Le secteur bancaire marocain poursuit son expansion malgré la crise internationale



Le secteur bancaire marocain poursuit son expansion malgré la crise internationale
Le secteur bancaire marocain a continué son expansion, y compris à l'étranger, en dépit de la crise financière internationale, souligne le cabinet international d'intelligence économique, Oxford Business Group (OBG).
Les bénéfices des banques ont enregistré une hausse record en 2010 à la faveur d'une forte demande de crédits et d'un renforcement de l'investissement, indique le think-tank dans son rapport de 2012 sur le Maroc, soulignant que cette évolution positive témoigne de la résilience du secteur face aux choques exogènes.

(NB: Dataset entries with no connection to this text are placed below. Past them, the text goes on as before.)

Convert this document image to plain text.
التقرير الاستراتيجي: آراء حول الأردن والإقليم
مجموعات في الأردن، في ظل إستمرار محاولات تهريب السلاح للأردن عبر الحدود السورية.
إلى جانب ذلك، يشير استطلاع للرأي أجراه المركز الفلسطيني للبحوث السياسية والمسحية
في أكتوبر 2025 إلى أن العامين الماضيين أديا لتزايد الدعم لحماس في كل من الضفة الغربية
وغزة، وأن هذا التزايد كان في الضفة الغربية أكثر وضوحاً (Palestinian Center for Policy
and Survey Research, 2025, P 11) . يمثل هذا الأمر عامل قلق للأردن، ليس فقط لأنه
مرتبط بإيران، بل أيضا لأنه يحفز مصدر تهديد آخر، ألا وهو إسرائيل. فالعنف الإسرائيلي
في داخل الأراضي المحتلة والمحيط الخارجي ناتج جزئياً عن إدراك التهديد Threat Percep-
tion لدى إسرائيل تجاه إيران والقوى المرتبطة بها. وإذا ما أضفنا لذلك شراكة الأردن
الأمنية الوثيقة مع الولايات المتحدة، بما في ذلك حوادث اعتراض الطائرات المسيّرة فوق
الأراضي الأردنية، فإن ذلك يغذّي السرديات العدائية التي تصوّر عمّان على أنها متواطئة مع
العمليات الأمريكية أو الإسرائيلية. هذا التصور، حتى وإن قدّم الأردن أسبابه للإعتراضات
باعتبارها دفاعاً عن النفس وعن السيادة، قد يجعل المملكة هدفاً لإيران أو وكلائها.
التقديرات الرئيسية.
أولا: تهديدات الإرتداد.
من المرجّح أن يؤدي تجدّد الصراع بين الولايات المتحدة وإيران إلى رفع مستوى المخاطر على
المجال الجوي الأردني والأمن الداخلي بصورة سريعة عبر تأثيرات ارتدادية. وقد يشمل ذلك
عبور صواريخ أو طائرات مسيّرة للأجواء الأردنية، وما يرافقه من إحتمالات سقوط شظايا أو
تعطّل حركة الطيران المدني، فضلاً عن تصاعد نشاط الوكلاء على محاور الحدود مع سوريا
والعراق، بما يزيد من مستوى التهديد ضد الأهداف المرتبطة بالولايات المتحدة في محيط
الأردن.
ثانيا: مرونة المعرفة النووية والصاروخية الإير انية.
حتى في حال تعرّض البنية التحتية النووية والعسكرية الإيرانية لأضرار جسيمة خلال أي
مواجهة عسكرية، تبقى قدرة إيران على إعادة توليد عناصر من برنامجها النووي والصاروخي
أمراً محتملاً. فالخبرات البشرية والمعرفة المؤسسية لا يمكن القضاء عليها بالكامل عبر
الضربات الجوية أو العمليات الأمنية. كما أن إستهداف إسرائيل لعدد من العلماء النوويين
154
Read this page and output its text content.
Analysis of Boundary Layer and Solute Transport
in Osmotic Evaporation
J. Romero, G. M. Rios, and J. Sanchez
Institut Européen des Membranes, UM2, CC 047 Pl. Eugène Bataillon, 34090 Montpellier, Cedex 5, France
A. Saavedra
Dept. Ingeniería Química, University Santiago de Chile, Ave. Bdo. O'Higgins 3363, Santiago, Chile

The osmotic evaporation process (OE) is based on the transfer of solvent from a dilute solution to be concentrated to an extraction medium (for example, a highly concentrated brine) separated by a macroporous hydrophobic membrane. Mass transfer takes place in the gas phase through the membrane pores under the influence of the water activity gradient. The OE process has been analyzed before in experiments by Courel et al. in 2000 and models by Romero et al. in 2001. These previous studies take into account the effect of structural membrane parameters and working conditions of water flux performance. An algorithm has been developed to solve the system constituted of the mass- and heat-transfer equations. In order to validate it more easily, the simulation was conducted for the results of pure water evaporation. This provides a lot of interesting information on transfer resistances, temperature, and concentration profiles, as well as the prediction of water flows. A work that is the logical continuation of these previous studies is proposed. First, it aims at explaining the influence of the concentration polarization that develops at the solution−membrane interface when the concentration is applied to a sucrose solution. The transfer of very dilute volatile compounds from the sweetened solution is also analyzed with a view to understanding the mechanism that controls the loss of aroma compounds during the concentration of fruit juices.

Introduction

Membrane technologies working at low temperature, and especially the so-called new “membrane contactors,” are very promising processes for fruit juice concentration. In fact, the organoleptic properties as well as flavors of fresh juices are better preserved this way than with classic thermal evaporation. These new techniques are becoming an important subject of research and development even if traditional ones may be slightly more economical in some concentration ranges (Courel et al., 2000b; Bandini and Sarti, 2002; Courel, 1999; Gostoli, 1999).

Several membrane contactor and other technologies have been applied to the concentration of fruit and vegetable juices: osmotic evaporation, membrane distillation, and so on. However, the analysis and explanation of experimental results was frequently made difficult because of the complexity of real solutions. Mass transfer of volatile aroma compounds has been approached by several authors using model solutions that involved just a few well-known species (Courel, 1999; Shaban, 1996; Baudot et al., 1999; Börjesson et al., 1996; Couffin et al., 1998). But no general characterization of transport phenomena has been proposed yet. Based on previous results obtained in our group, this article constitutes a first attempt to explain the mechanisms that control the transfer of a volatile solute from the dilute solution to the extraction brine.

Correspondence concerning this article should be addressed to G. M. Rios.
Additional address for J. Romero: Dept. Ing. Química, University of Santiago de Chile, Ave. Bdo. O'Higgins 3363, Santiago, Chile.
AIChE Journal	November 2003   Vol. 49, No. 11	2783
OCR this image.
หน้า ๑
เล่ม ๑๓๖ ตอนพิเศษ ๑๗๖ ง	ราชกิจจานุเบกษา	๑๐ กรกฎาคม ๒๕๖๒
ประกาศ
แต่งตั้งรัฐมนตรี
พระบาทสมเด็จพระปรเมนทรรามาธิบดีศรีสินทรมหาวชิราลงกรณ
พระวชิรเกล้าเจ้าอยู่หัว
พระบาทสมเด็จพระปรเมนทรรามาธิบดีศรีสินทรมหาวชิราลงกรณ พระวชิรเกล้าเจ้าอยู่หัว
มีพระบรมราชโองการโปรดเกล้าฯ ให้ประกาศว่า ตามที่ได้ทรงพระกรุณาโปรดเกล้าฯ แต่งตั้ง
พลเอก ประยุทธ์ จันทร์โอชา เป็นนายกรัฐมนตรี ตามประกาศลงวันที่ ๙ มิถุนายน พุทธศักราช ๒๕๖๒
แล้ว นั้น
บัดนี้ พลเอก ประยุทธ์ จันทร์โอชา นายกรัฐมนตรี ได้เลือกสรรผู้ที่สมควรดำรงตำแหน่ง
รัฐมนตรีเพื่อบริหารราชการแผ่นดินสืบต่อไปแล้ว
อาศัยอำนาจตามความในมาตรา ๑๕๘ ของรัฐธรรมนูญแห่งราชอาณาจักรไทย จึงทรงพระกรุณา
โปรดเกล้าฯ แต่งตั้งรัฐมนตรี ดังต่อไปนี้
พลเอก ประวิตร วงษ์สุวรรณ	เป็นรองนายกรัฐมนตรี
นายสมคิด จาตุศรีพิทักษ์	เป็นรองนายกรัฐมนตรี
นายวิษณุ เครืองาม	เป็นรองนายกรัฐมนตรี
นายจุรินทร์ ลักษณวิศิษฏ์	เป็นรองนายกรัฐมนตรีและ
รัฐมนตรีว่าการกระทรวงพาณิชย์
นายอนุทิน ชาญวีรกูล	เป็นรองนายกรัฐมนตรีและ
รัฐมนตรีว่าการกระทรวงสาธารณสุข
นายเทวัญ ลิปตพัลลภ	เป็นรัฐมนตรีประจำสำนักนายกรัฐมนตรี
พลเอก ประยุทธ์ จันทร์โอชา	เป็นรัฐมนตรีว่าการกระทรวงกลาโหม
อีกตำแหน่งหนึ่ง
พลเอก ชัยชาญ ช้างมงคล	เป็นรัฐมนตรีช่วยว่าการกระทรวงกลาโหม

Immunisées contre la contagion grâce à un régime de change conservateur et un environnement régulateur strict, les banques marocaines ont maintenu leurs ambitions régionales en renforçant leur expansion en Afrique, lit-on dans le rapport, soulignant qu'au moment où les institutions financières sont devenues une source d'inquiétude pour les gouvernements et les électeurs en occident, la forte structure des capitaux dont jouissent les banques marocaines leur a permis de poursuivre le financement de l'activité économique.
"Le marché financier marocain a résisté au ralentissement enregistré dans la plupart des marchés nord-africains et européens", observe Walter Siouffi, président directeur-général à Citibank, soulignant que Bank Al-Maghrib "a réussi à mettre en place des règles qui ont réussi à protéger les fondamentaux financiers et la liquidité".
Pour Khalil El Yamani, économiste à la banque d'investissement Capital Gestion Groupe, le secteur bancaire marocain, bien capitalisé et profitable, est "le plus développé dans la région".
Un tel secteur résilient devra maintenir l'économie du pays en bonne position au moment où les autorités tentent de naviguer dans un climat économique international difficile, ajoute l'économiste.
OBG, qui appuie son analyse du secteur bancaire marocain par des chiffres fournis par des institutions nationales et internationales, note que le Maroc doit bâtir sur les succès réalisés pour renforcer sa position notamment à travers la diversification de son économie.
Au Maroc, les instruments financiers échangés sur le marché des capitaux "sont relativement basiques", indique le groupe de réflexion, soulignant que les autorités ?uvrent pour la diversification des produits, avec le lancement en 2012 d'un marché à terme.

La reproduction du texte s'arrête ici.